Sinds 2011 doceer ik aan de Luca School of Arts, waarbij mijn expertise zich richt op kunsteducatie, sociaal-artistieke praktijken en de ontwikkeling van artistieke praktijken in diverse contexten. In 2024 behaalde ik mijn diploma als beeldend therapeut aan de Arteveldehogeschool. De noodzaak om zorg en kunst samen te brengen vloeit voort uit mijn persoonlijke ervaring, waarin creatie voor mij een manier is om in het leven te staan, het te beheersen en tegelijkertijd te ontvangen. Terwijl ik als kind antwoorden zocht op existentiële vragen over leven en dood, ervoer ik het dagelijkse leven vaak als iets vreemds, iets dat me in vele momenten ontglipte of overviel. Bevangen door een continue stroom van ideeën bracht mijn verbeelding een mogelijkheid om spelenderwijs het leven te ervaren. Deze zoektocht naar de manier waarop men in het leven kan staan, is door de jaren heen de kern geworden van mijn artistieke praktijk, die ik heb ontwikkeld sinds mijn opleiding tot beeldend kunstenaar in 2005. De wereld om mij heen werd steeds beter verstaanbaar en taal kreeg een centrale rol. Dit proces maakte me bewust van mijn plaats binnen deze wereld en het onderlinge samenspel van invloeden, waarin ik zonder mijn omgeving niet besta.

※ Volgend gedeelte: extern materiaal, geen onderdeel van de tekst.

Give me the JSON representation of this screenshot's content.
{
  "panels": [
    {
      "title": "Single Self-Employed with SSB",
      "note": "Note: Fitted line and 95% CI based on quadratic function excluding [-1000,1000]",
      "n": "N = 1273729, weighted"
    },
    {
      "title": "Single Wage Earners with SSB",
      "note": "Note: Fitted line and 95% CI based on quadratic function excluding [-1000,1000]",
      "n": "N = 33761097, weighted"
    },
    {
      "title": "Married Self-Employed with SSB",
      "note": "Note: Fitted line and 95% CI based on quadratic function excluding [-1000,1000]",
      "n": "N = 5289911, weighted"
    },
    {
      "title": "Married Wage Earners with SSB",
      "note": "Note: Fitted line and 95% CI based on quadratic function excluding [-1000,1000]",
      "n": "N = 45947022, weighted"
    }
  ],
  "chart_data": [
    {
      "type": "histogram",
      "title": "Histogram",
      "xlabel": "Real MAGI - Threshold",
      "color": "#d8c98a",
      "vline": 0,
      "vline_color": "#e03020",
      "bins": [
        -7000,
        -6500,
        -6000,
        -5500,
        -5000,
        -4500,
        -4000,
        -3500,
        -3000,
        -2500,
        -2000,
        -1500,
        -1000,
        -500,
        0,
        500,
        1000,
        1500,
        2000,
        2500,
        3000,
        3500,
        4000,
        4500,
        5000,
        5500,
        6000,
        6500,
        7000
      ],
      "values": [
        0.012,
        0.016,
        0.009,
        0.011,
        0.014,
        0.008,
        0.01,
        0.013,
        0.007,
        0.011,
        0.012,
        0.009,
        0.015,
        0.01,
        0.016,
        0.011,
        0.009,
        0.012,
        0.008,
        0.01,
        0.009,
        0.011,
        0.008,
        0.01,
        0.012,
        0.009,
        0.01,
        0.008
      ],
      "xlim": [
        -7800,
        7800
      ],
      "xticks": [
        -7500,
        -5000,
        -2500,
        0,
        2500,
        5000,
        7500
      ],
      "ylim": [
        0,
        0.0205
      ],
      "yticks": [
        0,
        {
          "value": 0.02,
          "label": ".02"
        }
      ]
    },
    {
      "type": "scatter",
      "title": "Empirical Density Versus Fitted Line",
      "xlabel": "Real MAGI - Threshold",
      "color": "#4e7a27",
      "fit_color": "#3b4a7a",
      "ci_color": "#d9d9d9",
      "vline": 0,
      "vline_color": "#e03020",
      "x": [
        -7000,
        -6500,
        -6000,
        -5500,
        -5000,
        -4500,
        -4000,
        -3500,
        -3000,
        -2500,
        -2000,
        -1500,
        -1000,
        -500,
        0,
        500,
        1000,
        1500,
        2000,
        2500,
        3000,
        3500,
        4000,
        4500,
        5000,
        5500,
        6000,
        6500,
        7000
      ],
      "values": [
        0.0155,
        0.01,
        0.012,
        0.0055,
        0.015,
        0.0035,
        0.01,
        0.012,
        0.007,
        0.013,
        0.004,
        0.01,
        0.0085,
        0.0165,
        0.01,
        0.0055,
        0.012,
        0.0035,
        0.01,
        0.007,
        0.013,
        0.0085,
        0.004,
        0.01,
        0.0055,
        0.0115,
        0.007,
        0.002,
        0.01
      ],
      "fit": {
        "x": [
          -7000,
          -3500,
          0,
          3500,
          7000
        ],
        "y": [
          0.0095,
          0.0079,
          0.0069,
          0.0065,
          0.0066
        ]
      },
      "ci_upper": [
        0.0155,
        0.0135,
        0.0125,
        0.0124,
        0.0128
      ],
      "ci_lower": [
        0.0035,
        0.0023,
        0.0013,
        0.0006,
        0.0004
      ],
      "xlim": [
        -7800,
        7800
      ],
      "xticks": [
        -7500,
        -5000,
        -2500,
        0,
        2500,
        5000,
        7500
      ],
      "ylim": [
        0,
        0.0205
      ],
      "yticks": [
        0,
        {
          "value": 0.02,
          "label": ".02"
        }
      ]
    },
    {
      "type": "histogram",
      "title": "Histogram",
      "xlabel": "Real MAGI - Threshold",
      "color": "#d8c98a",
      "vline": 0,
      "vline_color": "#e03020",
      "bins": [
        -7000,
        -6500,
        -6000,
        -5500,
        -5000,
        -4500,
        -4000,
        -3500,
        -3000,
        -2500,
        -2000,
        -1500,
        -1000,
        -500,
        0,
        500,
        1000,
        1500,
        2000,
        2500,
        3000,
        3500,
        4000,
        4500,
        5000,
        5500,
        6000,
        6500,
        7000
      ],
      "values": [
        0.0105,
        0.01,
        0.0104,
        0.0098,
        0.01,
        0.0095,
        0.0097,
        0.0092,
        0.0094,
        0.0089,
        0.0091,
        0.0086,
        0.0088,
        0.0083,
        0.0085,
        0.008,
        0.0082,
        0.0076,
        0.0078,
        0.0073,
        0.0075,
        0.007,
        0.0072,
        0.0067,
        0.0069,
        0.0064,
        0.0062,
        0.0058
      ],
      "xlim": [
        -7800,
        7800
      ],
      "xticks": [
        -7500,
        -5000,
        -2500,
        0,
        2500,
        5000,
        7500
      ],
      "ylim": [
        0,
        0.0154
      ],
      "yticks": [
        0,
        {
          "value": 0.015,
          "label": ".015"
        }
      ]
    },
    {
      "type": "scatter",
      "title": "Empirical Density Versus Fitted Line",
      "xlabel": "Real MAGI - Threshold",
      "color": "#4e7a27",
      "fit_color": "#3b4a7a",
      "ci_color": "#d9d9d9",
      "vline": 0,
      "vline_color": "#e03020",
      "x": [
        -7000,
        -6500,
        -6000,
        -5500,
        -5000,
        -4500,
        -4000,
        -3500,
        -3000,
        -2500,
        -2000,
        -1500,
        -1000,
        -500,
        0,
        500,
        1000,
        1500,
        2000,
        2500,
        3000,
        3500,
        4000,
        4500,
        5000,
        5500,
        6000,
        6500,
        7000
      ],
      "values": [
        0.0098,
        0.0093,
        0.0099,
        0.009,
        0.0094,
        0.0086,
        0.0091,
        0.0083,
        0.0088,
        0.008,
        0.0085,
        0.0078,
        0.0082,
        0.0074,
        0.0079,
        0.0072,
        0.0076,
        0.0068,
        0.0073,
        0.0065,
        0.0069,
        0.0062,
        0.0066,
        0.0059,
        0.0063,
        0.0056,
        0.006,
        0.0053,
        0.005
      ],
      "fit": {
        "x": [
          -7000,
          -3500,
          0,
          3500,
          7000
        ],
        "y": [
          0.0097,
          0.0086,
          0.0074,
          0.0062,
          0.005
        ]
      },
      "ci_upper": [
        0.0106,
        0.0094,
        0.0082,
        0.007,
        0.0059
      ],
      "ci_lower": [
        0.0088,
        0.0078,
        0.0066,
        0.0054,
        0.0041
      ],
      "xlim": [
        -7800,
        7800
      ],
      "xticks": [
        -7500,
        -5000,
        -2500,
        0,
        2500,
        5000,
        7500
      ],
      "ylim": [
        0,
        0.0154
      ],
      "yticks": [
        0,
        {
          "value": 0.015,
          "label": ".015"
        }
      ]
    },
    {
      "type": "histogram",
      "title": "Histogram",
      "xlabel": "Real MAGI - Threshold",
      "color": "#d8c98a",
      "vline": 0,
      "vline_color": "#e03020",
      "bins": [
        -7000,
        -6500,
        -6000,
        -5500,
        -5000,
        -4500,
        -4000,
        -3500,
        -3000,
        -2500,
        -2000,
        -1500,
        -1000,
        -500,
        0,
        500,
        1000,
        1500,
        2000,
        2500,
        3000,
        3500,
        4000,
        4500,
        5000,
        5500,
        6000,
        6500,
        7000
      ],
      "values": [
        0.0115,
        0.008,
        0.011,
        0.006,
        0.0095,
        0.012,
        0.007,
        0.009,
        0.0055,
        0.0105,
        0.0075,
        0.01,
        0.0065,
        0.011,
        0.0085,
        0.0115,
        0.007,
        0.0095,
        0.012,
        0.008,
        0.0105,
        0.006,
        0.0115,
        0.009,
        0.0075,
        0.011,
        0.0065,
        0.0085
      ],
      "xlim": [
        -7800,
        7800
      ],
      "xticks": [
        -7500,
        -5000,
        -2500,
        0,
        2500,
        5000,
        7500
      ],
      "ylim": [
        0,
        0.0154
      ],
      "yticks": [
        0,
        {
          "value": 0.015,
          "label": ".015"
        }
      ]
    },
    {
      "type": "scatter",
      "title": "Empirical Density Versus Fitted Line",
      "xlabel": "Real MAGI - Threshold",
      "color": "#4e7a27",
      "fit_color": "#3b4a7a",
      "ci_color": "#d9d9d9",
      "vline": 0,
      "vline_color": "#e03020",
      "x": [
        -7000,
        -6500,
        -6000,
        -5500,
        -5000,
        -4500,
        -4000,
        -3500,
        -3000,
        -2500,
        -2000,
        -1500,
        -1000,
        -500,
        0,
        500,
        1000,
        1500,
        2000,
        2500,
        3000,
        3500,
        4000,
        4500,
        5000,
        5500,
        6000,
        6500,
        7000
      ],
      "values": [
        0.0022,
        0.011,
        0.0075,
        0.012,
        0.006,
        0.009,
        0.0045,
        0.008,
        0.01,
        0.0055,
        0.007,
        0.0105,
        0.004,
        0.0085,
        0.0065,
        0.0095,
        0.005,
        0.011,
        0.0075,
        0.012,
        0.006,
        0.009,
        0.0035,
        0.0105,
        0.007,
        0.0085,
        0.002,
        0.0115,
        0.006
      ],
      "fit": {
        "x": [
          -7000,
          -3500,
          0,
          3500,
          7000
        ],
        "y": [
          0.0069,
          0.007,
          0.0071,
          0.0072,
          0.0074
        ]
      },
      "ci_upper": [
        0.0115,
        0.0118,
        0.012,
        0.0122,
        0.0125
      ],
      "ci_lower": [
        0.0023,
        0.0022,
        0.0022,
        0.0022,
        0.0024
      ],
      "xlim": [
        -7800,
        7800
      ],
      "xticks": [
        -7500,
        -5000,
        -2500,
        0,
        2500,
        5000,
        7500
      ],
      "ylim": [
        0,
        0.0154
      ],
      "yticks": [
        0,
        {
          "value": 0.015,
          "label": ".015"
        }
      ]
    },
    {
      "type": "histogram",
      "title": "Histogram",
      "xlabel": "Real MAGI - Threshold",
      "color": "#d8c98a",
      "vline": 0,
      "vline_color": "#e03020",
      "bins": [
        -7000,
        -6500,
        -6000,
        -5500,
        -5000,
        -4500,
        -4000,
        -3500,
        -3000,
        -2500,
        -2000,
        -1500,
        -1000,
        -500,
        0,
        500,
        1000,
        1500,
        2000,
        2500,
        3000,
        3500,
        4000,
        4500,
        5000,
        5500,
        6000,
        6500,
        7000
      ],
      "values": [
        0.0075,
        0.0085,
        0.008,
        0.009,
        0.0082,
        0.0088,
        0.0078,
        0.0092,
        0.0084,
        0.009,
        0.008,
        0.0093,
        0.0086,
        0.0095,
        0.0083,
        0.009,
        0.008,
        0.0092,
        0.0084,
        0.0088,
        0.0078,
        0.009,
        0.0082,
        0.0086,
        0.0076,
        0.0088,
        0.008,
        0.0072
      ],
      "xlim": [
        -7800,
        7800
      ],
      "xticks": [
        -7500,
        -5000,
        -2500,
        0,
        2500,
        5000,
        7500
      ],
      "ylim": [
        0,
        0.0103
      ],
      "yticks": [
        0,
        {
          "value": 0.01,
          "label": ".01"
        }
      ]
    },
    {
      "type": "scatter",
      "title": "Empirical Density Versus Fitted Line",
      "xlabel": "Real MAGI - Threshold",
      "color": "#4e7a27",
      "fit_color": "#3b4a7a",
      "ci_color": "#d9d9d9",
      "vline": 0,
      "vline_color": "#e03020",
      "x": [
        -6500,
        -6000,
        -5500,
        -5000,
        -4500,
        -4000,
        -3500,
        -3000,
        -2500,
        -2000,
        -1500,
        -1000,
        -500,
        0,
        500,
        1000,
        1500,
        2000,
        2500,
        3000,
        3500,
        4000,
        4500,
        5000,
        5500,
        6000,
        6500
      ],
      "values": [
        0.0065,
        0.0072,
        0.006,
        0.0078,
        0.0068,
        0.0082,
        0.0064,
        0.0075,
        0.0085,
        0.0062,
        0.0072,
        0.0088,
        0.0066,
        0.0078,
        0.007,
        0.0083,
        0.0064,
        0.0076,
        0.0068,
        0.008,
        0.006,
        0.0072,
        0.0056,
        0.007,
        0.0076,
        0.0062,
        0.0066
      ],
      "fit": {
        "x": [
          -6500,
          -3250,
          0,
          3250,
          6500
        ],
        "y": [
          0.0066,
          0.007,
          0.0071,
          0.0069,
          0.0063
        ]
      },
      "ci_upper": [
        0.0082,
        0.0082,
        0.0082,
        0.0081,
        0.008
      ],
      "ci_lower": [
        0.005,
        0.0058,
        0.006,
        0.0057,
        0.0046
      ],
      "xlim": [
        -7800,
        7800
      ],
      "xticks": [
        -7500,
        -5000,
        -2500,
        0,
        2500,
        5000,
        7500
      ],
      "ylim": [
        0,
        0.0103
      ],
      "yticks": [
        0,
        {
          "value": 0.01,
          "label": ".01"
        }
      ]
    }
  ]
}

Mijn werk is nauw verweven met maatschappelijke en politieke kwesties. Met Dear Girl of Aleppo breng ik mijn persoonlijke ervaringen in dialoog met bredere mondiale problematieken. Door de ogen van mijn moeder maak ik een fictieve of spirituele ontmoeting met een meisje uit Aleppo; ik schrijf haar brieven, maak tekeningen voor haar, en reflecteer over haar werkelijkheid. Dit werk gaat niet alleen over haar, maar raakt ook aan universele thema’s zoals onze menselijke betrokkenheid bij conflicten en lijden. In mijn tekening 70.18mei2020 stel ik een kritische blik over de technologische wereld en onze beperkte controle over leven en dood. Zo bevat mijn werk intrinsiek maatschappelijke kritiek en beweegt zich tussen het persoonlijke en het universele. Het onderzoekt de grens tussen het aardse en het onbenoembare, en reflecteert op de diepere, andere betekenis van het mens-zijn in een wereld die vaak wordt gedomineerd door politiek, wetenschap, het biomedische, economie en technologie.
Mijn artistieke proces is een samenspel van intuïtie, associatie en zintuiglijke ervaring, doordrongen van filosofisch discours. Dit uit zich in diverse vormen, variërend van kleine schrijfsels en beeldend werk tot grootschalige film- en schrijfprojecten.
De ontwikkeling van mijn praktijk weerspiegelt een verschuiving van zelfzorg naar het zorg dragen voor anderen en de wereld. Tegelijkertijd blijf ik zoeken naar nieuwe verbindingen tussen uiteenlopende theoretische benaderingen, filosofische vraagstukken, therapeutische referenties en spirituele ervaringen. Deze voortdurende dialoog tussen schijnbaar tegengestelde elementen vormt een dynamisch onderstroom van mijn artistieke handelingen en het werken met anderen. Ethische betrokkenheid staat centraal in zowel mijn kunst, mijn dagelijkse leven als het therapeutisch werken met anderen.
Zoals Virginia Woolf het zo mooi verwoordde, It is far harder to kill a phantom than a reality. Dit citaat resoneert sterk in mijn werk, waar ik voortdurend balanceer tussen het ongrijpbare en het tastbare, tussen de fysieke realiteit en de innerlijke beleving, persoonlijke waarheid.